Cidadãos auto-mobilizados

26 out 2017 00:00

Não são cordões humanos convocados pelo Facebook que vão deixar tudo bem.

1. Por estes dias, Marcelo Rebelo de Sousa é o mais poderoso director, chefe de redacção e editor da imprensa portuguesa. O Presidente da República, que já trabalhou em jornais e se tornou popular a comentar nas televisões, volta a marcar a agenda política e mediática para mostrar um País que Lisboa não conhece, que a cidade não conhece, que gabinetes inteiros não conhecem, mas que existe e ocupa a maior parte do território, assim que nos afastamos do bairro trendy, do sushi para turistas em tuk tuk, do sunset com lima e gengibre.

Por cada abraço do Presidente que os fotógrafos captam nas aldeias assombradas pelo fogo, mais do que a banalização das emoções, que também acontece, mas é inevitável, dá-se um choque com a realidade que nos revela uma democracia em que há pessoas a ficar para trás.

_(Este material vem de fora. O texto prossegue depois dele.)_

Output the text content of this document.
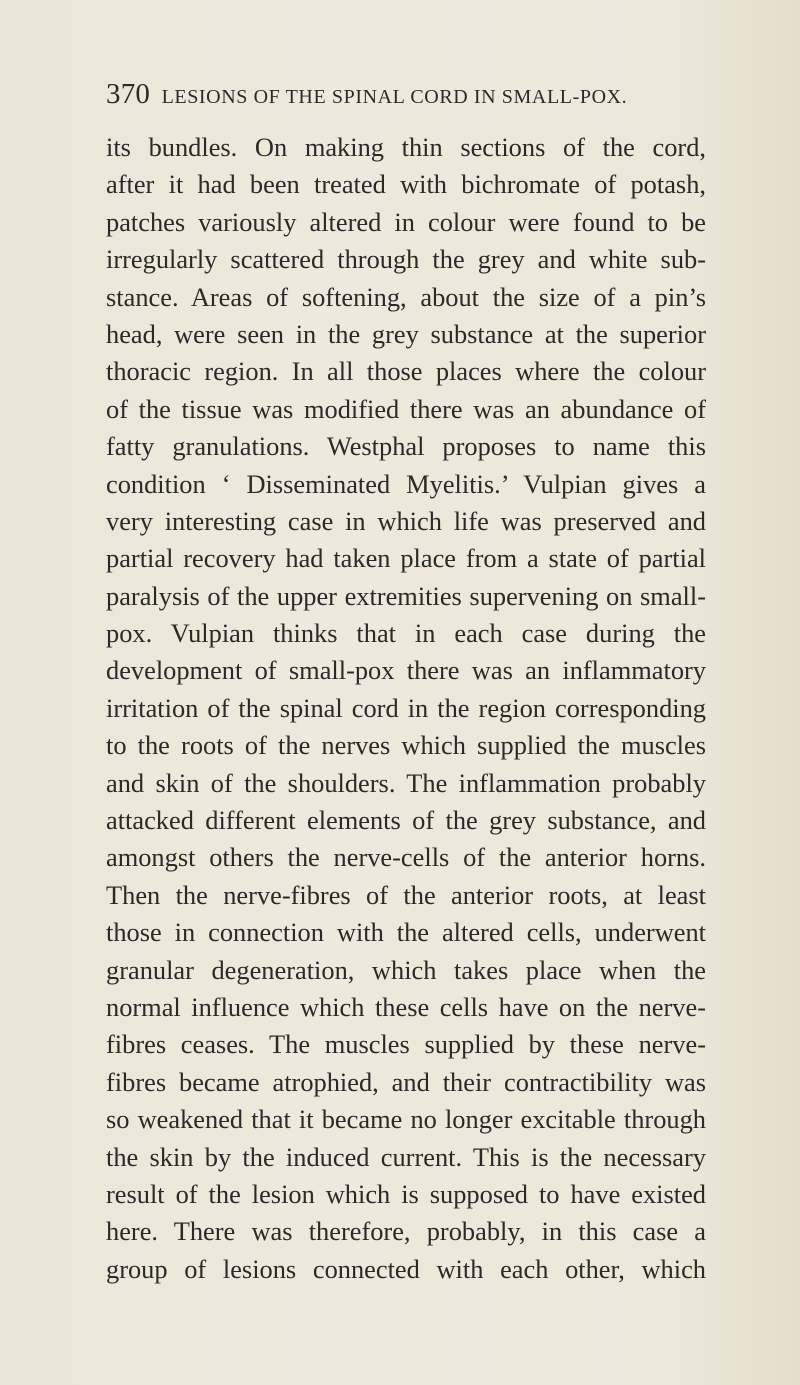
370 LESIONS OF THE SPINAL CORD IN SMALL-POX.
its bundles. On making thin sections of the cord,
after it had been treated with bichromate of potash,
patches variously altered in colour were found to be
irregularly scattered through the grey and white sub-
stance. Areas of softening, about the size of a pin’s
head, were seen in the grey substance at the superior
thoracic region. In all those places where the colour
of the tissue was modified there was an abundance of
fatty granulations. Westphal proposes to name this
condition ‘ Disseminated Myelitis.’ Vulpian gives a
very interesting case in which life was preserved and
partial recovery had taken place from a state of partial
paralysis of the upper extremities supervening on small-
pox. Vulpian thinks that in each case during the
development of small-pox there was an inflammatory
irritation of the spinal cord in the region corresponding
to the roots of the nerves which supplied the muscles
and skin of the shoulders. The inflammation probably
attacked different elements of the grey substance, and
amongst others the nerve-cells of the anterior horns.
Then the nerve-fibres of the anterior roots, at least
those in connection with the altered cells, underwent
granular degeneration, which takes place when the
normal influence which these cells have on the nerve-
fibres ceases. The muscles supplied by these nerve-
fibres became atrophied, and their contractibility was
so weakened that it became no longer excitable through
the skin by the induced current. This is the necessary
result of the lesion which is supposed to have existed
here. There was therefore, probably, in this case a
group of lesions connected with each other, which
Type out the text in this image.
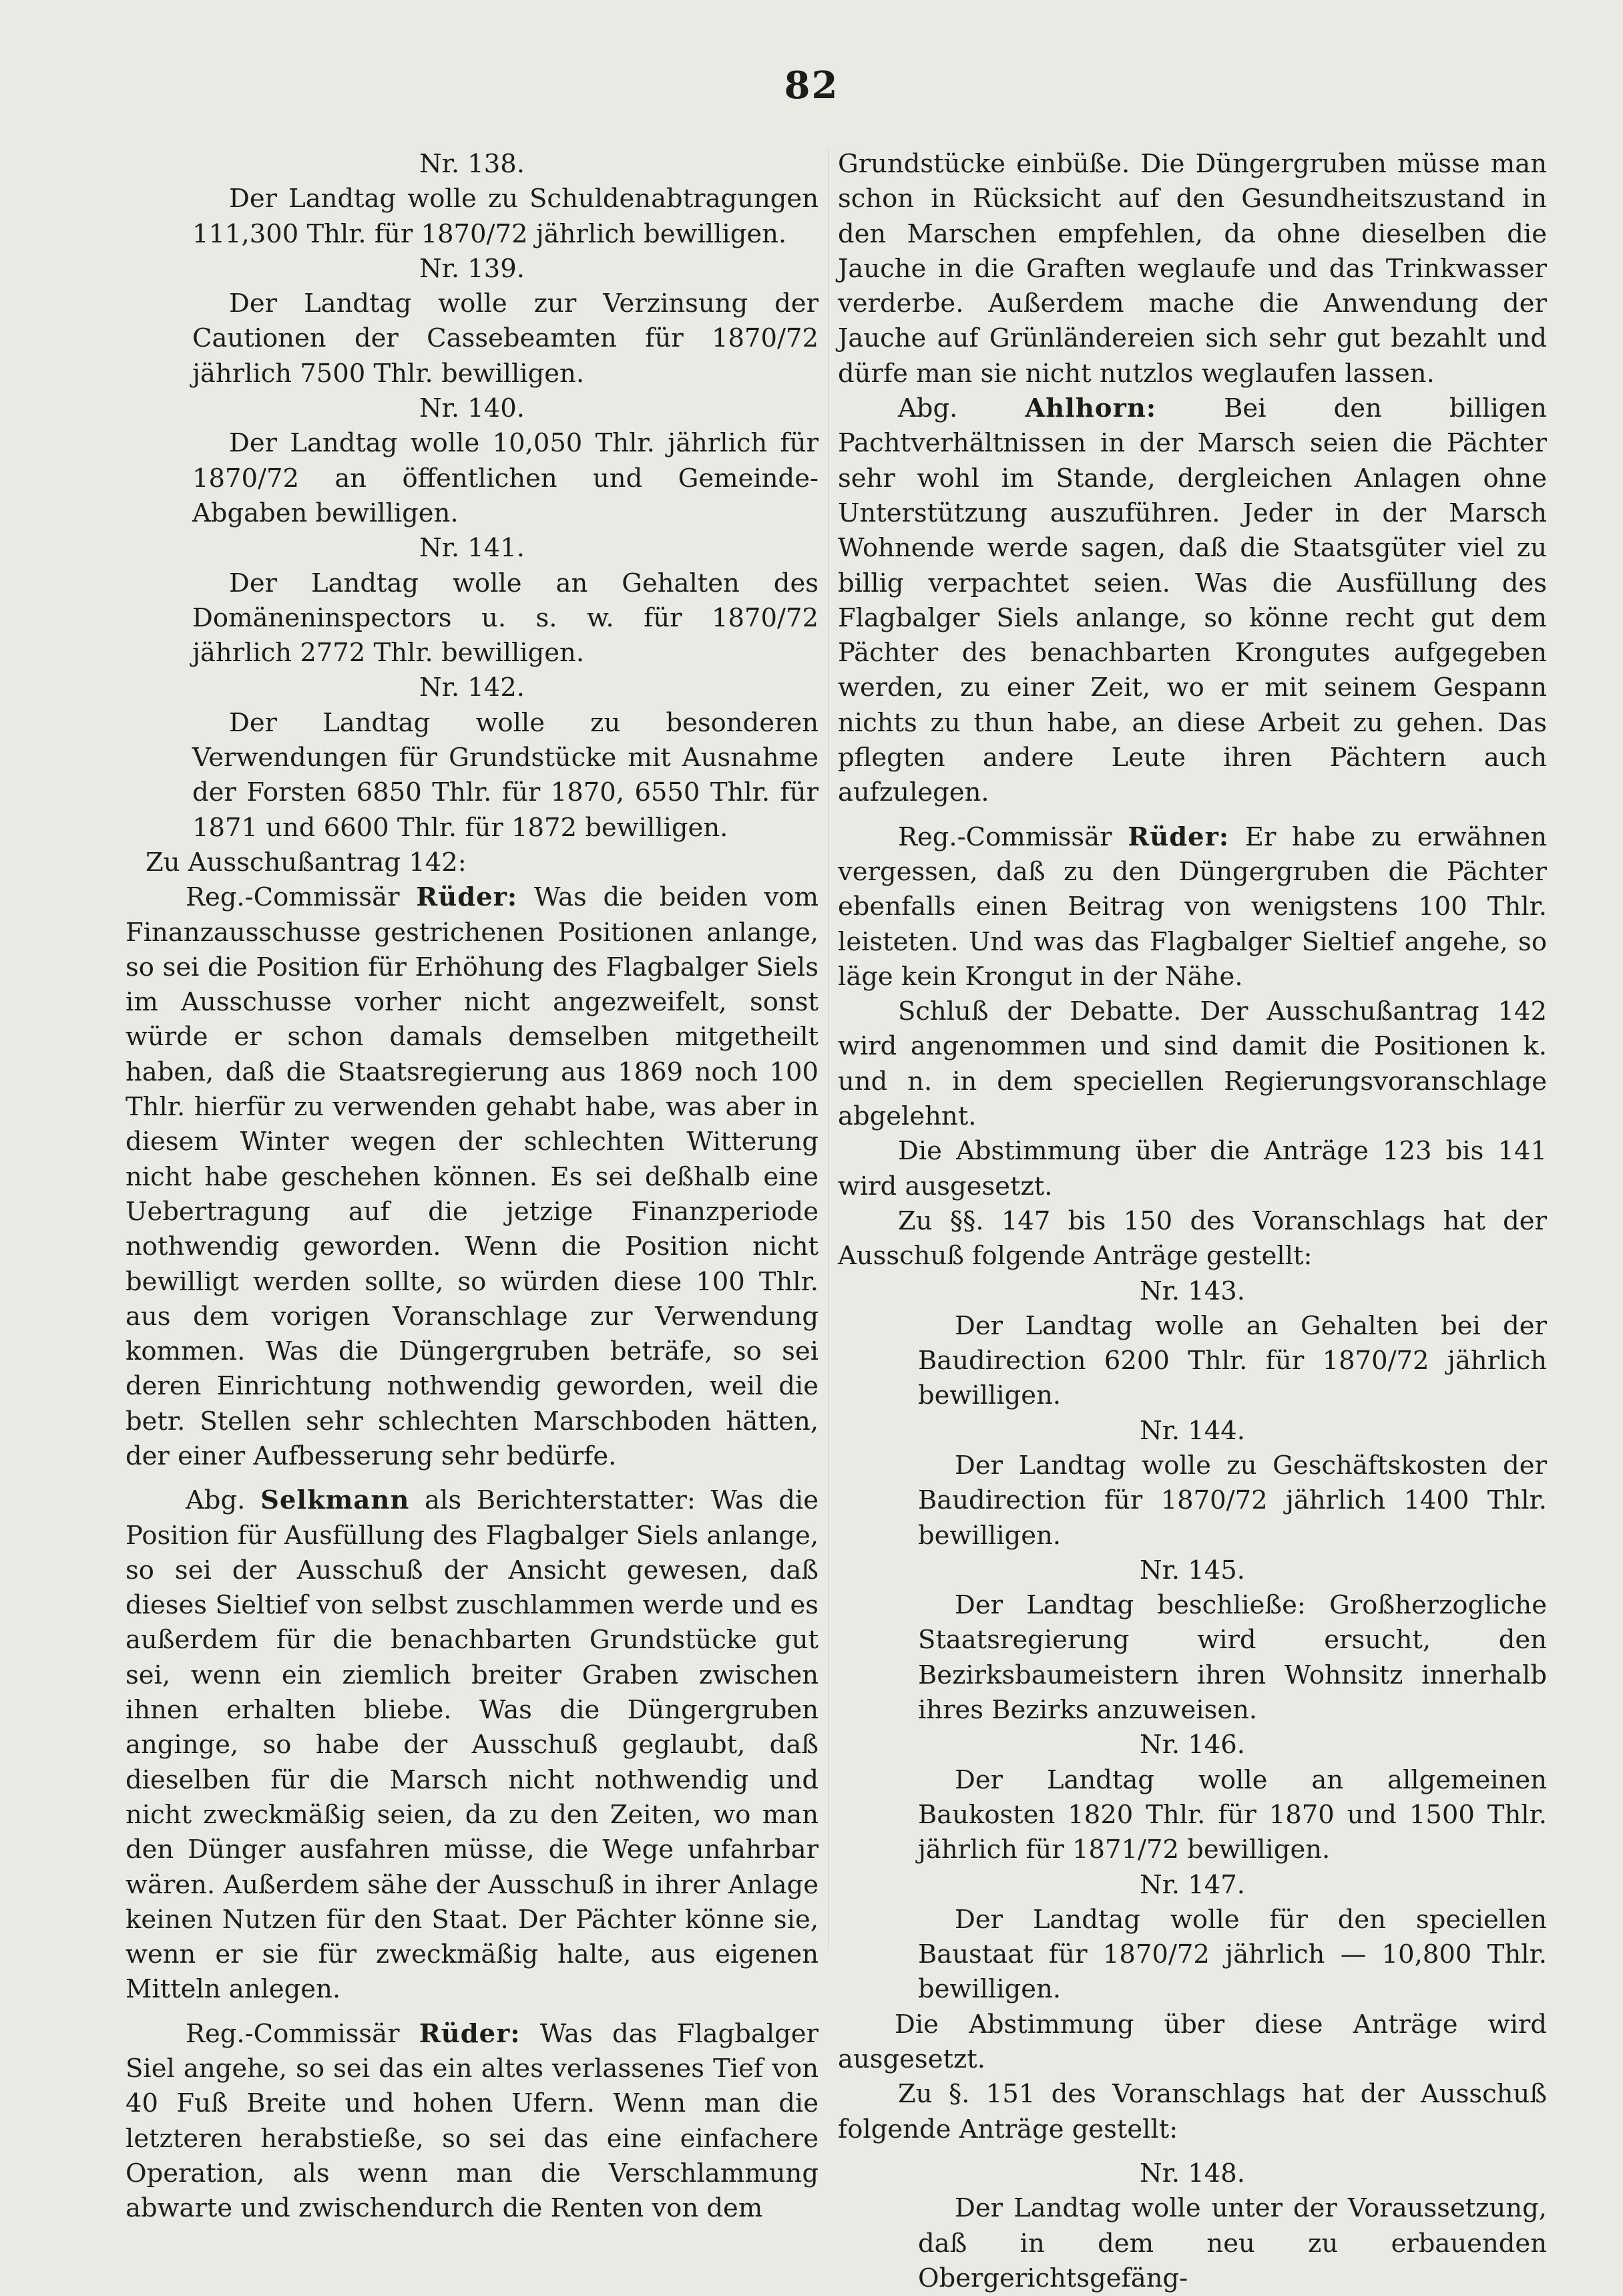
82
Nr. 138.
Der Landtag wolle zu Schuldenabtragungen 111,300 Thlr. für 1870/72 jährlich bewilligen.
Nr. 139.
Der Landtag wolle zur Verzinsung der Cautionen der Cassebeamten für 1870/72 jährlich 7500 Thlr. bewilligen.
Nr. 140.
Der Landtag wolle 10,050 Thlr. jährlich für 1870/72 an öffentlichen und Gemeinde-Abgaben bewilligen.
Nr. 141.
Der Landtag wolle an Gehalten des Domäneninspectors u. s. w. für 1870/72 jährlich 2772 Thlr. bewilligen.
Nr. 142.
Der Landtag wolle zu besonderen Verwendungen für Grundstücke mit Ausnahme der Forsten 6850 Thlr. für 1870, 6550 Thlr. für 1871 und 6600 Thlr. für 1872 bewilligen.
Zu Ausschußantrag 142:

Reg.-Commissär Rüder: Was die beiden vom Finanzausschusse gestrichenen Positionen anlange, so sei die Position für Erhöhung des Flagbalger Siels im Ausschusse vorher nicht angezweifelt, sonst würde er schon damals demselben mitgetheilt haben, daß die Staatsregierung aus 1869 noch 100 Thlr. hierfür zu verwenden gehabt habe, was aber in diesem Winter wegen der schlechten Witterung nicht habe geschehen können. Es sei deßhalb eine Uebertragung auf die jetzige Finanzperiode nothwendig geworden. Wenn die Position nicht bewilligt werden sollte, so würden diese 100 Thlr. aus dem vorigen Voranschlage zur Verwendung kommen. Was die Düngergruben beträfe, so sei deren Einrichtung nothwendig geworden, weil die betr. Stellen sehr schlechten Marschboden hätten, der einer Aufbesserung sehr bedürfe.

Abg. Selkmann als Berichterstatter: Was die Position für Ausfüllung des Flagbalger Siels anlange, so sei der Ausschuß der Ansicht gewesen, daß dieses Sieltief von selbst zuschlammen werde und es außerdem für die benachbarten Grundstücke gut sei, wenn ein ziemlich breiter Graben zwischen ihnen erhalten bliebe. Was die Düngergruben anginge, so habe der Ausschuß geglaubt, daß dieselben für die Marsch nicht nothwendig und nicht zweckmäßig seien, da zu den Zeiten, wo man den Dünger ausfahren müsse, die Wege unfahrbar wären. Außerdem sähe der Ausschuß in ihrer Anlage keinen Nutzen für den Staat. Der Pächter könne sie, wenn er sie für zweckmäßig halte, aus eigenen Mitteln anlegen.

Reg.-Commissär Rüder: Was das Flagbalger Siel angehe, so sei das ein altes verlassenes Tief von 40 Fuß Breite und hohen Ufern. Wenn man die letzteren herabstieße, so sei das eine einfachere Operation, als wenn man die Verschlammung abwarte und zwischendurch die Renten von dem

Grundstücke einbüße. Die Düngergruben müsse man schon in Rücksicht auf den Gesundheitszustand in den Marschen empfehlen, da ohne dieselben die Jauche in die Graften weglaufe und das Trinkwasser verderbe. Außerdem mache die Anwendung der Jauche auf Grünländereien sich sehr gut bezahlt und dürfe man sie nicht nutzlos weglaufen lassen.

Abg.	Ahlhorn:	Bei den billigen Pachtverhältnissen in der Marsch seien die Pächter sehr wohl im Stande, dergleichen Anlagen ohne Unterstützung auszuführen. Jeder in der Marsch Wohnende werde sagen, daß die Staatsgüter viel zu billig verpachtet seien. Was die Ausfüllung des Flagbalger Siels anlange, so könne recht gut dem Pächter des benachbarten Krongutes aufgegeben werden, zu einer Zeit, wo er mit seinem Gespann nichts zu thun habe, an diese Arbeit zu gehen. Das pflegten andere Leute ihren Pächtern auch aufzulegen.

Reg.-Commissär Rüder: Er habe zu erwähnen vergessen, daß zu den Düngergruben die Pächter ebenfalls einen Beitrag von wenigstens 100 Thlr. leisteten. Und was das Flagbalger Sieltief angehe, so läge kein Krongut in der Nähe.

Schluß der Debatte. Der Ausschußantrag 142 wird angenommen und sind damit die Positionen k. und n. in dem speciellen Regierungsvoranschlage abgelehnt.

Die Abstimmung über die Anträge 123 bis 141 wird ausgesetzt.

Zu §§. 147 bis 150 des Voranschlags hat der Ausschuß folgende Anträge gestellt:

Nr. 143.
Der Landtag wolle an Gehalten bei der Baudirection 6200 Thlr. für 1870/72 jährlich bewilligen.
Nr. 144.
Der Landtag wolle zu Geschäftskosten der Baudirection für 1870/72 jährlich 1400 Thlr. bewilligen.
Nr. 145.
Der Landtag beschließe: Großherzogliche Staatsregierung wird ersucht, den Bezirksbaumeistern ihren Wohnsitz innerhalb ihres Bezirks anzuweisen.
Nr. 146.
Der Landtag wolle an allgemeinen Baukosten 1820 Thlr. für 1870 und 1500 Thlr. jährlich für 1871/72 bewilligen.
Nr. 147.
Der Landtag wolle für den speciellen Baustaat für 1870/72 jährlich — 10,800 Thlr. bewilligen.

Die Abstimmung über diese Anträge wird ausgesetzt.

Zu §. 151 des Voranschlags hat der Ausschuß folgende Anträge gestellt:

Nr. 148.
Der Landtag wolle unter der Voraussetzung, daß in dem neu zu erbauenden Obergerichtsgefäng-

Um País onde os ministros não conseguem proteger os contribuintes, onde as chamas invadem zonas habitadas como um animal selvagem a quem abriram a jaula, onde a resposta ao caos é o deixa arder e protege as pessoas, um País que não forma nem informa a população, um País onde quatro meses depois das mortes de Pedrógão Grande, ninguém, em Vieira de Leiria, nos Moinhos de Carvide, no Coimbrão, às portas da Marinha Grande, com evacuações umas a seguir às outras, ao ponto de a base Nato de Monte Real ser declarada terreno não seguro, nessa noite terrível, na noite de 15 para 16 de Outubro, ninguém com autoridade investida pelo Estado se preocupava em responder a uma pergunta básica: é mais seguro andar na estrada ou ficar em casa?

2. Não são cordões humanos convocados pelo Facebook que vão deixar tudo bem, não é um carvalho autóctone comprado nos viveiros da esquina que ajuda a reflorestar a jóia da coroa das matas nacionais, o Pinhal de Leiria, não são iniciativas individuais e avulsas, mais ou menos digitais, mais ou menos ancoradas na bandeira das alterações climáticas, que encerram a resposta completa.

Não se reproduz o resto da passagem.